Я подчинился общему жребию и нашел в этом даже некоторое облегчение своей скуки, но ни тщеславие, ни сердце не было затронуто тривиальными приключениями, выпадавшими на мою долю. Совсем иначе обстояло дело в том случае, который имел место в Вероне и о котором я хочу сказать здесь несколько подробнее.

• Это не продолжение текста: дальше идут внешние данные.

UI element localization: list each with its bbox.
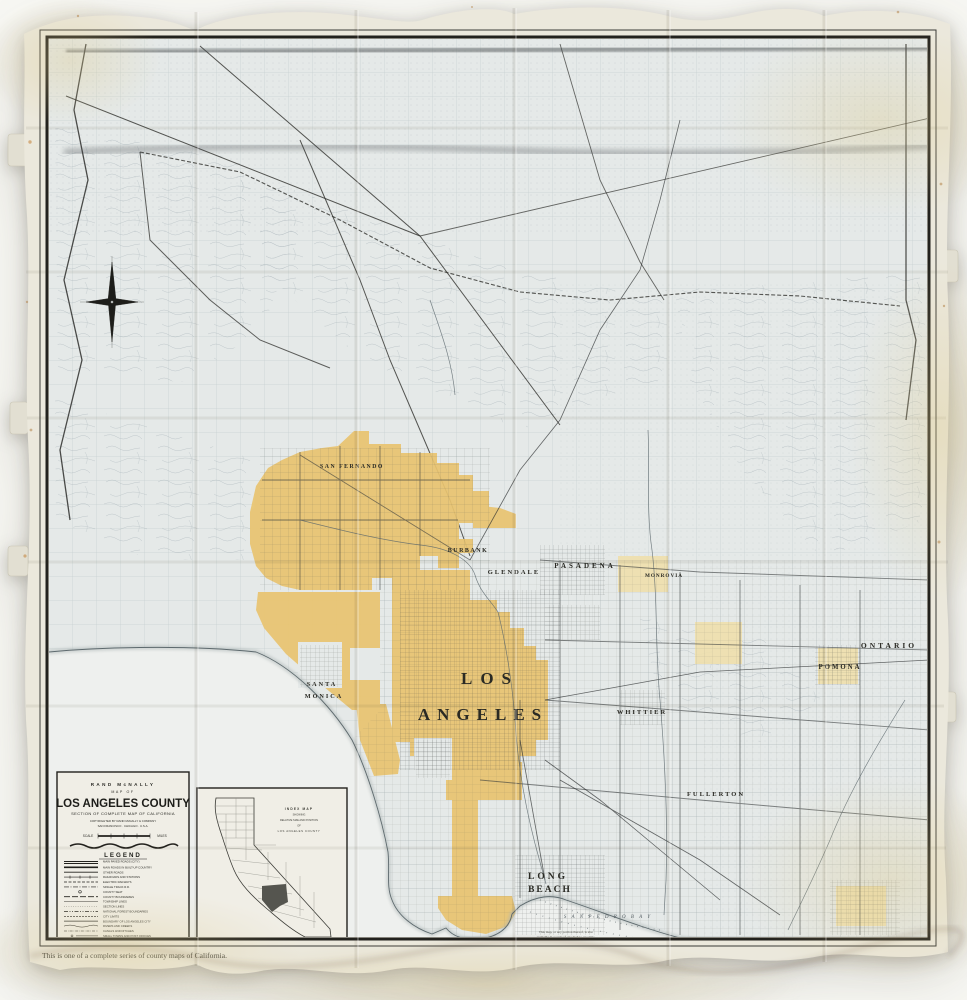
folded-paper-map: LOS ANGELES LONG BEACH PASADENA GLENDALE… <box>0 0 967 1000</box>
label-ontario: ONTARIO <box>861 641 917 650</box>
legend-item: RAILROADS AND STATIONS <box>103 875 140 879</box>
map-subtitle: SECTION OF COMPLETE MAP OF CALIFORNIA <box>71 811 175 816</box>
label-monrovia: MONROVIA <box>645 573 683 579</box>
inset-caption-line: SHOWING <box>293 813 306 817</box>
label-fullerton: FULLERTON <box>687 791 745 798</box>
publisher-name: RAND McNALLY <box>91 782 156 787</box>
legend-item: MAIN PAVED ROADS (CITY) <box>103 860 140 864</box>
inset-caption-line: INDEX MAP <box>285 807 314 811</box>
label-long: LONG <box>528 872 568 882</box>
label-san-fernando: SAN FERNANDO <box>320 464 384 470</box>
copyright-line: COPYRIGHTED BY RAND McNALLY & COMPANY <box>90 819 156 823</box>
legend-heading: LEGEND <box>104 852 142 859</box>
map-of-label: MAP OF <box>111 790 134 794</box>
label-monica: MONICA <box>305 693 343 700</box>
legend-item: SINGLE TRACK R.R. <box>103 885 130 889</box>
label-whittier: WHITTIER <box>617 709 667 716</box>
label-santa: SANTA <box>307 681 338 688</box>
inset-caption-line: LOS ANGELES COUNTY <box>278 829 321 833</box>
label-san-pedro-bay: S A N P E D R O B A Y <box>564 915 652 920</box>
photo-of-folded-map: LOS ANGELES LONG BEACH PASADENA GLENDALE… <box>0 0 967 1000</box>
legend-item: ELECTRIC RAILWAYS <box>103 880 132 884</box>
legend-item: MAIN ROADS IN BUILT-UP COUNTRY <box>103 865 152 869</box>
map-title: LOS ANGELES COUNTY <box>56 798 190 810</box>
miles-label: MILES <box>157 834 167 838</box>
scale-label: SCALE <box>83 834 93 838</box>
label-burbank: BURBANK <box>448 548 489 554</box>
map-photo-svg: LOS ANGELES LONG BEACH PASADENA GLENDALE… <box>0 0 967 1000</box>
label-beach: BEACH <box>528 885 572 895</box>
label-los: LOS <box>461 669 519 688</box>
imprint-line: SAN FRANCISCO · CHICAGO · U.S.A. <box>98 824 149 828</box>
inset-caption-line: OF <box>297 824 301 828</box>
inset-caption-line: RELATIVE SIZE AND POSITION <box>280 818 318 822</box>
label-angeles: ANGELES <box>418 705 548 724</box>
legend-item: OTHER ROADS <box>103 870 124 874</box>
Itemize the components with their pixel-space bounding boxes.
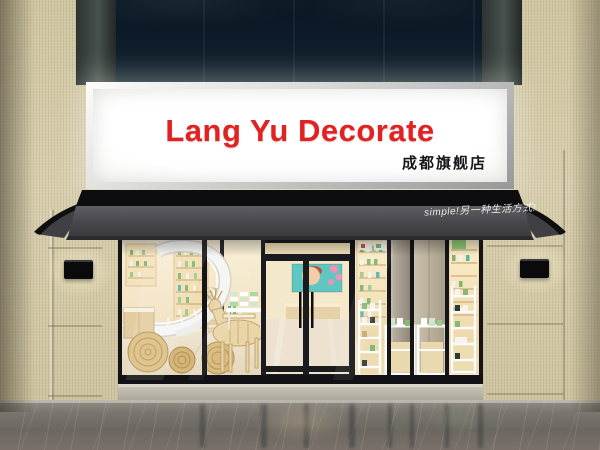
wall-seam: [487, 393, 563, 395]
wall-seam: [487, 323, 563, 325]
awning-lip: [66, 236, 534, 240]
beauty-poster: [292, 264, 343, 292]
wall-seam: [48, 395, 102, 397]
signboard: Lang Yu Decorate 成都旗舰店: [86, 82, 514, 189]
branch-label: 成都旗舰店: [402, 152, 487, 173]
reflection-bar: [388, 404, 392, 448]
wall-lamp-right: [520, 259, 549, 278]
facade-pillar-right: [482, 0, 522, 85]
upper-glass-panel: [115, 0, 483, 85]
reflection-bar: [410, 404, 414, 448]
sign-light-panel: Lang Yu Decorate 成都旗舰店: [93, 89, 507, 182]
corner-shadow-right: [570, 0, 600, 412]
display-cabinet-2: [418, 318, 446, 374]
shelf-light-reflection: [425, 404, 489, 434]
storefront-window: [118, 230, 483, 410]
pavement: [0, 400, 600, 450]
storefront-scene: Lang Yu Decorate 成都旗舰店 simple!另一种生活方式!: [0, 0, 600, 450]
reflection-bar: [200, 404, 205, 448]
brand-name: Lang Yu Decorate: [93, 113, 507, 149]
corner-shadow-left: [0, 0, 34, 412]
door-light-reflection: [252, 402, 352, 442]
wall-seam: [48, 325, 102, 327]
facade-pillar-left: [76, 0, 116, 85]
wall-lamp-left: [64, 260, 93, 279]
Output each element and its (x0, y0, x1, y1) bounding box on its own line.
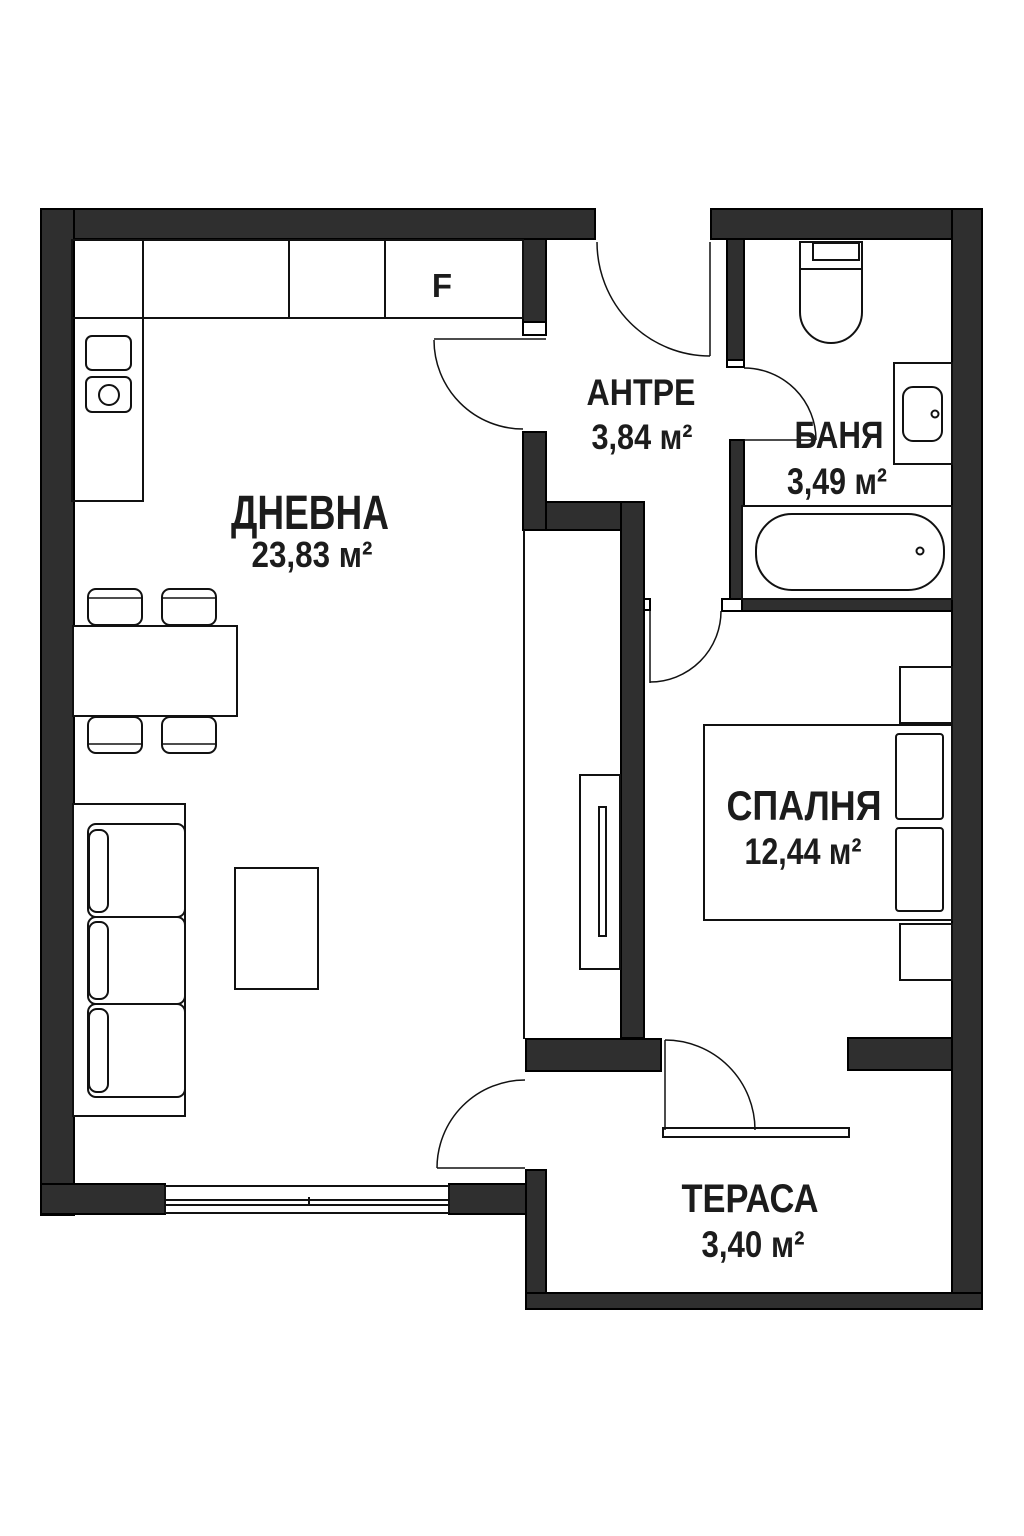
svg-text:3,84 м²: 3,84 м² (592, 418, 693, 457)
svg-text:23,83 м²: 23,83 м² (252, 534, 373, 575)
svg-text:АНТРЕ: АНТРЕ (587, 372, 696, 413)
svg-text:ДНЕВНА: ДНЕВНА (231, 487, 389, 540)
svg-text:СПАЛНЯ: СПАЛНЯ (727, 782, 882, 829)
svg-text:12,44 м²: 12,44 м² (745, 831, 862, 872)
svg-text:F: F (432, 267, 452, 304)
svg-text:3,49 м²: 3,49 м² (787, 461, 887, 502)
svg-text:3,40 м²: 3,40 м² (702, 1224, 805, 1265)
svg-text:ТЕРАСА: ТЕРАСА (682, 1177, 819, 1221)
svg-text:БАНЯ: БАНЯ (795, 415, 884, 457)
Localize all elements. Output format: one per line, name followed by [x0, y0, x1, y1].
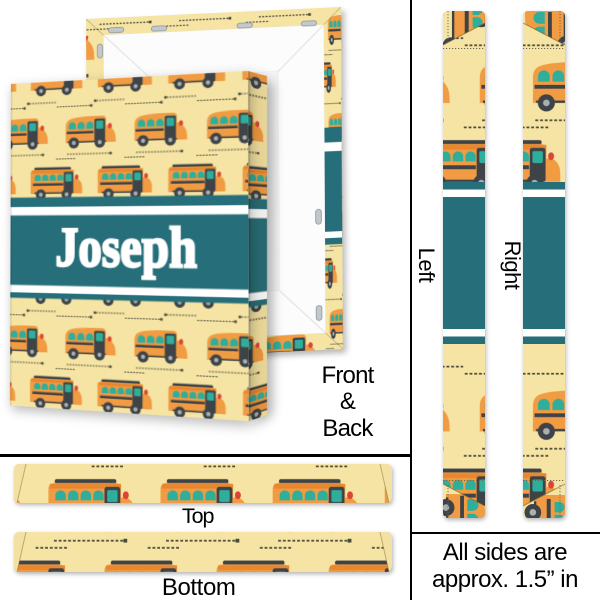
svg-text:Joseph: Joseph — [55, 217, 197, 281]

Однажды вечером, повеселив веронцев своими гримасами и шутками, я по дороге в гостиницу повстречал высокого лакея, осведомившегося, действительно ли я синьор Скарабеллино. Я ответил утвердительно, и он протянул мне запечатанную записку. Улица была довольно темная, так что слуга поднял повыше свой фонарь, и я, таким образом, смог прочесть послание. Это было самое настоящее объяснение в любви. Свидание назначалось на завтра, после спектакля, у Кастель Веккио. Я должен был позволить завязать себе глаза и потом идти за известным мне лакеем, которого я встречу и который будет поджидать меня.